Since launching in April, Eduson has attracted tens of thousands of registered users and is adding more every day. As of June, 80 percent of them were from Brazil and India. “Distance learning is a primary solution for those in BRIC nations who need to be prepared for quickly growing economies,” says Eduson’s chief executive, Elena Masolova.
Masolova, who has degrees in economics and political science, became a believer in distance education after taking an online course with Stanford University while studying in Moscow. Startups like Eduson are old hat for her: She has been a founder or investor in more than 20 Internet startups and was a co-founder of Darberry, a coupon site that was sold to Groupon in 2010.
Her company has a slightly different business plan than others in the crowded market for massive open online courses, or MOOCs. While such providers as EdX and Coursera feature courses taught by top professors from elite universities such as Harvard, Stanford, and MIT, many Eduson classes are taught by practitioners from the worlds of finance and entrepreneurship.
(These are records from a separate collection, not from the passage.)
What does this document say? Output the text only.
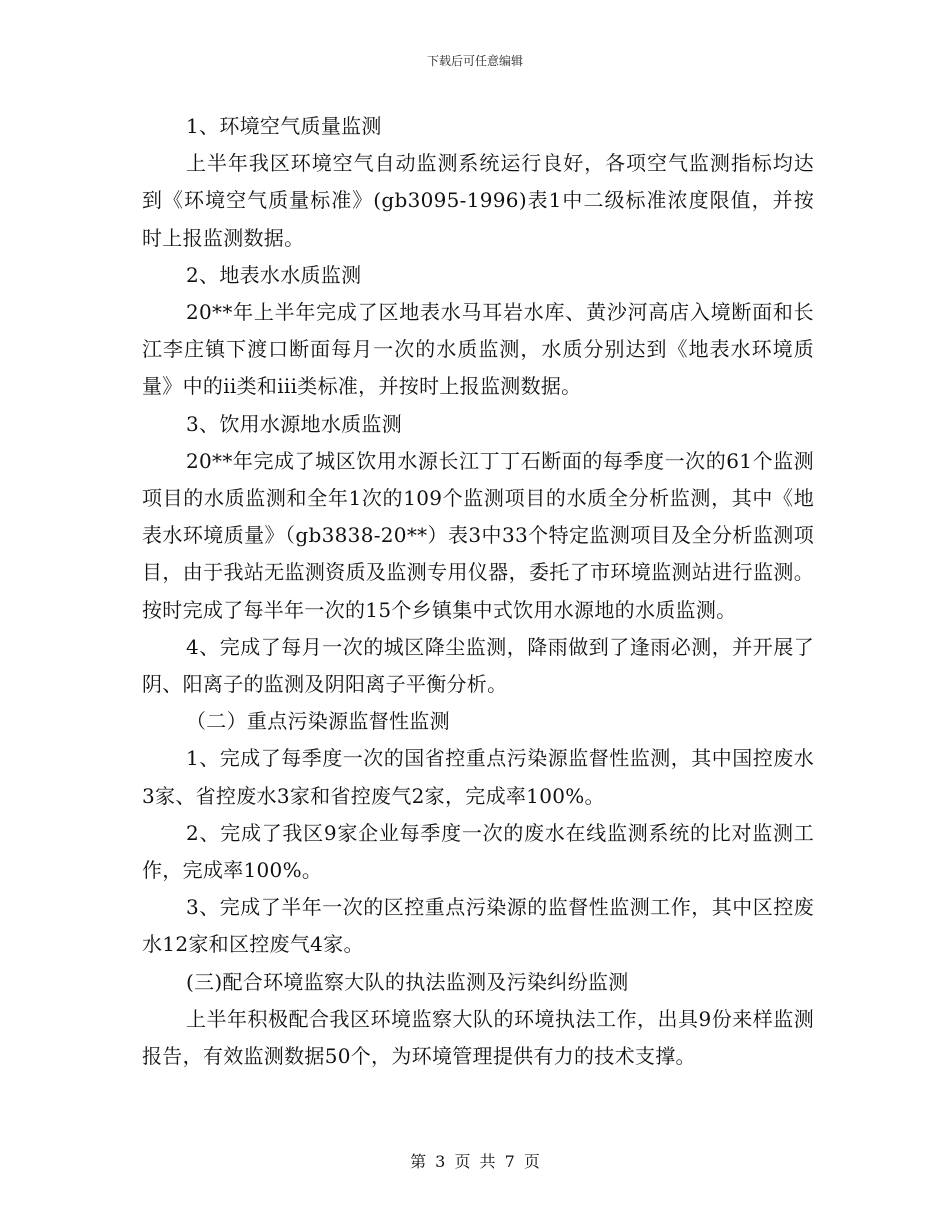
下载后可任意编辑

1、环境空气质量监测

上半年我区环境空气自动监测系统运行良好，各项空气监测指标均达到《环境空气质量标准》(gb3095-1996)表1中二级标准浓度限值，并按时上报监测数据。

2、地表水水质监测

20**年上半年完成了区地表水马耳岩水库、黄沙河高店入境断面和长江李庄镇下渡口断面每月一次的水质监测，水质分别达到《地表水环境质量》中的ii类和iii类标准，并按时上报监测数据。

3、饮用水源地水质监测

20**年完成了城区饮用水源长江丁丁石断面的每季度一次的61个监测项目的水质监测和全年1次的109个监测项目的水质全分析监测，其中《地表水环境质量》（gb3838-20**）表3中33个特定监测项目及全分析监测项目，由于我站无监测资质及监测专用仪器，委托了市环境监测站进行监测。按时完成了每半年一次的15个乡镇集中式饮用水源地的水质监测。

4、完成了每月一次的城区降尘监测，降雨做到了逢雨必测，并开展了阴、阳离子的监测及阴阳离子平衡分析。

（二）重点污染源监督性监测

1、完成了每季度一次的国省控重点污染源监督性监测，其中国控废水3家、省控废水3家和省控废气2家，完成率100%。

2、完成了我区9家企业每季度一次的废水在线监测系统的比对监测工作，完成率100%。

3、完成了半年一次的区控重点污染源的监督性监测工作，其中区控废水12家和区控废气4家。

(三)配合环境监察大队的执法监测及污染纠纷监测

上半年积极配合我区环境监察大队的环境执法工作，出具9份来样监测报告，有效监测数据50个，为环境管理提供有力的技术支撑。

第 3 页 共 7 页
Instructors are a big draw, says Masolova, 28. In the most popular course, Natasha Zagvozdina, a former managing director at Renaissance Capital, builds a financial model, line by line, using an Excel spreadsheet. Serial entrepreneur Peter Kutis teaches a course on taking a business from startup to $400 million in gross sales in 18 months. Dominic Houlder, a manager at Boston Consulting Group before becoming an adjunct professor at London Business School, offers instruction on Strategy for Stormy Times. And Arie Kravtchin, head of equity capital markets in Russia for Bank of America’s Merrill Lynch unit, will soon be teaching Roadmap to Successful IPO.
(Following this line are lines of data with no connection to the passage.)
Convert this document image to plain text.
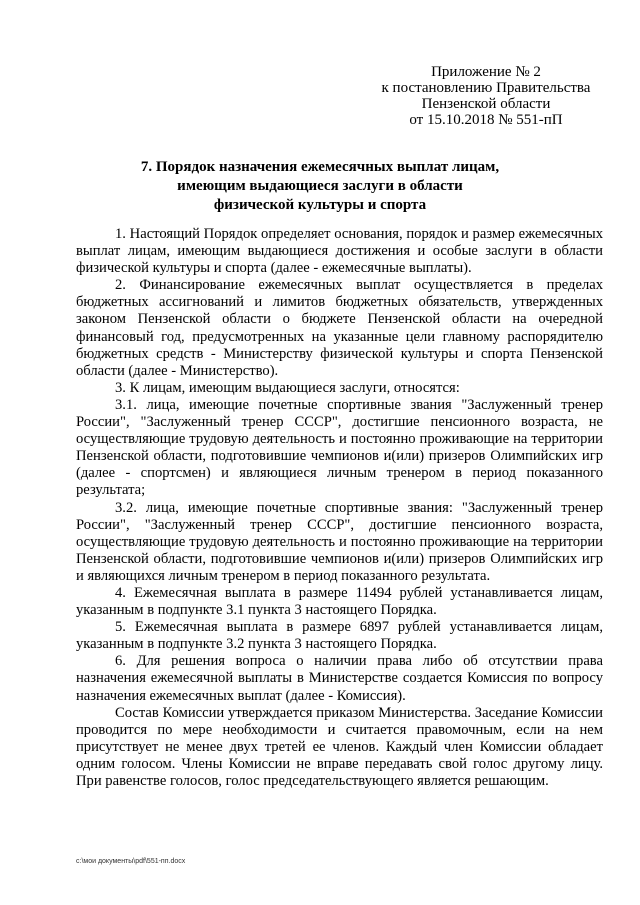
Приложение № 2
к постановлению Правительства
Пензенской области
от 15.10.2018 № 551-пП
7. Порядок назначения ежемесячных выплат лицам,
имеющим выдающиеся заслуги в области
физической культуры и спорта

1. Настоящий Порядок определяет основания, порядок и размер ежемесячных выплат лицам, имеющим выдающиеся достижения и особые заслуги в области физической культуры и спорта (далее - ежемесячные выплаты).

2. Финансирование ежемесячных выплат осуществляется в пределах бюджетных ассигнований и лимитов бюджетных обязательств, утвержденных законом Пензенской области о бюджете Пензенской области на очередной финансовый год, предусмотренных на указанные цели главному распорядителю бюджетных средств - Министерству физической культуры и спорта Пензенской области (далее - Министерство).

3. К лицам, имеющим выдающиеся заслуги, относятся:

3.1. лица, имеющие почетные спортивные звания "Заслуженный тренер России", "Заслуженный тренер СССР", достигшие пенсионного возраста, не осуществляющие трудовую деятельность и постоянно проживающие на территории Пензенской области, подготовившие чемпионов и(или) призеров Олимпийских игр (далее - спортсмен) и являющиеся личным тренером в период показанного результата;

3.2. лица, имеющие почетные спортивные звания: "Заслуженный тренер России", "Заслуженный тренер СССР", достигшие пенсионного возраста, осуществляющие трудовую деятельность и постоянно проживающие на территории Пензенской области, подготовившие чемпионов и(или) призеров Олимпийских игр и являющихся личным тренером в период показанного результата.

4. Ежемесячная выплата в размере 11494 рублей устанавливается лицам, указанным в подпункте 3.1 пункта 3 настоящего Порядка.

5. Ежемесячная выплата в размере 6897 рублей устанавливается лицам, указанным в подпункте 3.2 пункта 3 настоящего Порядка.

6. Для решения вопроса о наличии права либо об отсутствии права назначения ежемесячной выплаты в Министерстве создается Комиссия по вопросу назначения ежемесячных выплат (далее - Комиссия).

Состав Комиссии утверждается приказом Министерства. Заседание Комиссии проводится по мере необходимости и считается правомочным, если на нем присутствует не менее двух третей ее членов. Каждый член Комиссии обладает одним голосом. Члены Комиссии не вправе передавать свой голос другому лицу. При равенстве голосов, голос председательствующего является решающим.

c:\мои документы\pdf\551-пп.docx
Eduson uses video lectures with slides so that students can learn at their convenience, Masolova says. The majority of the courses are taught in English, but about one-third are available in Russian, Portuguese, and Chinese, and the number of non-English courses is growing, she adds.
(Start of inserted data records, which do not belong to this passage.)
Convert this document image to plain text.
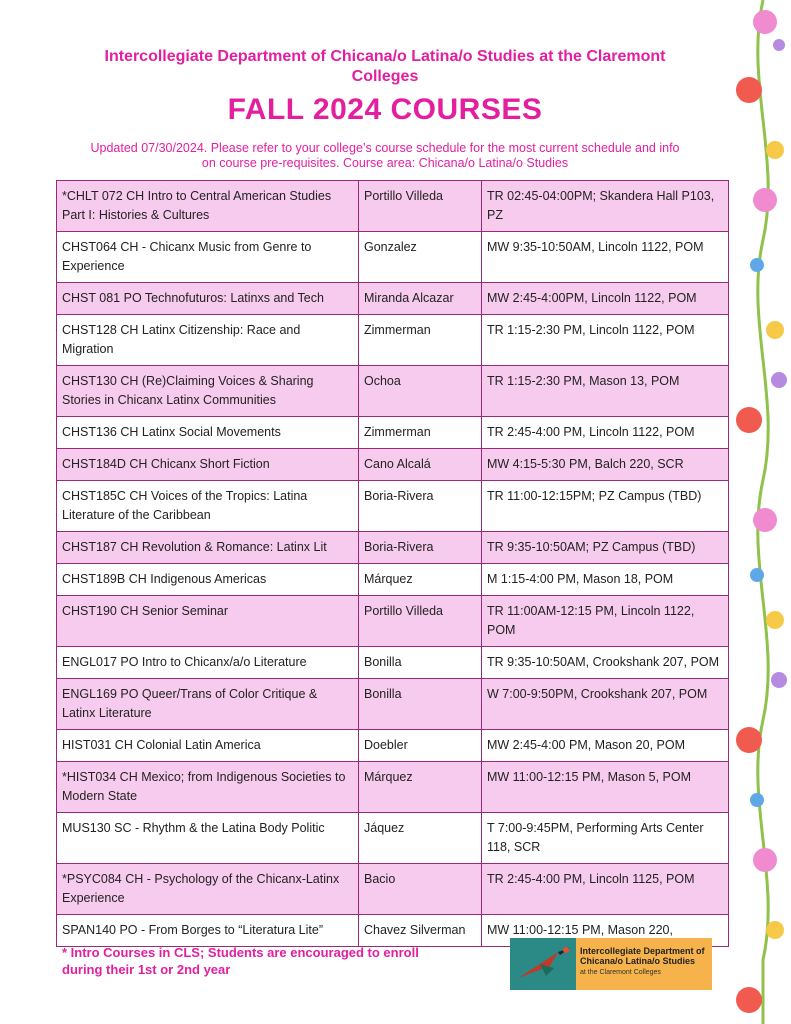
Intercollegiate Department of Chicana/o Latina/o Studies at the Claremont Colleges
FALL 2024 COURSES
Updated 07/30/2024. Please refer to your college’s course schedule for the most current schedule and info on course pre-requisites. Course area: Chicana/o Latina/o Studies
*CHLT 072 CH Intro to Central American Studies Part I: Histories & Cultures	Portillo Villeda	TR 02:45-04:00PM; Skandera Hall P103, PZ
CHST064 CH - Chicanx Music from Genre to Experience	Gonzalez	MW 9:35-10:50AM, Lincoln 1122, POM
CHST 081 PO Technofuturos: Latinxs and Tech	Miranda Alcazar	MW 2:45-4:00PM, Lincoln 1122, POM
CHST128 CH Latinx Citizenship: Race and Migration	Zimmerman	TR 1:15-2:30 PM, Lincoln 1122, POM
CHST130 CH (Re)Claiming Voices & Sharing Stories in Chicanx Latinx Communities	Ochoa	TR 1:15-2:30 PM, Mason 13, POM
CHST136 CH Latinx Social Movements	Zimmerman	TR 2:45-4:00 PM, Lincoln 1122, POM
CHST184D CH Chicanx Short Fiction	Cano Alcalá	MW 4:15-5:30 PM, Balch 220, SCR
CHST185C CH Voices of the Tropics: Latina Literature of the Caribbean	Boria-Rivera	TR 11:00-12:15PM; PZ Campus (TBD)
CHST187 CH Revolution & Romance: Latinx Lit	Boria-Rivera	TR 9:35-10:50AM; PZ Campus (TBD)
CHST189B CH Indigenous Americas	Márquez	M 1:15-4:00 PM, Mason 18, POM
CHST190 CH Senior Seminar	Portillo Villeda	TR 11:00AM-12:15 PM, Lincoln 1122, POM
ENGL017 PO Intro to Chicanx/a/o Literature	Bonilla	TR 9:35-10:50AM, Crookshank 207, POM
ENGL169 PO Queer/Trans of Color Critique & Latinx Literature	Bonilla	W 7:00-9:50PM, Crookshank 207, POM
HIST031 CH Colonial Latin America	Doebler	MW 2:45-4:00 PM, Mason 20, POM
*HIST034 CH Mexico; from Indigenous Societies to Modern State	Márquez	MW 11:00-12:15 PM, Mason 5, POM
MUS130 SC - Rhythm & the Latina Body Politic	Jáquez	T 7:00-9:45PM, Performing Arts Center 118, SCR
*PSYC084 CH - Psychology of the Chicanx-Latinx Experience	Bacio	TR 2:45-4:00 PM, Lincoln 1125, POM
SPAN140 PO - From Borges to “Literatura Lite”	Chavez Silverman	MW 11:00-12:15 PM, Mason 220,
* Intro Courses in CLS; Students are encouraged to enroll during their 1st or 2nd year
Intercollegiate Department of Chicana/o Latina/o Studies
at the Claremont Colleges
Students watch videos that run 10 to 15 minutes each and periodically take exams. If you don’t pass a test, you have to take it until you do, or you won’t be able to watch the next video in the course. For a three-hour course, you will have about 18 tests. Those who complete a course earn an Eduson certificate. One-third of the content is free. The remaining courses cost from $39 to $99, depending on the length and the instructor. You can view two to five lectures free to decide if you want to buy the content of an entire course.
At least one student was disappointed in Eduson. Marcelo de Arruda of Brazil took three courses on Eduson—Art Of Marketing, Creativity in Business, and Top 10 Mistakes Startups Make—and he found them to be pretty basic. A university student of public relations and business, de Arruda says the courses were “decent,” but he would recommend the course How To Build A Startup: The Lean Launchpad, by Steve Blank on Udacity, over the ones he found on Eduson. Masolova says the company offers courses at all levels, from beginner to advanced, and that the level is usually clear from the description.
Masolova says the company is in talks with several companies interested in buying licenses for employees, but a deal hasn’t been struck yet. While Eduson is earning money, Masolova says the goal is to become operationally profitable by year’s end.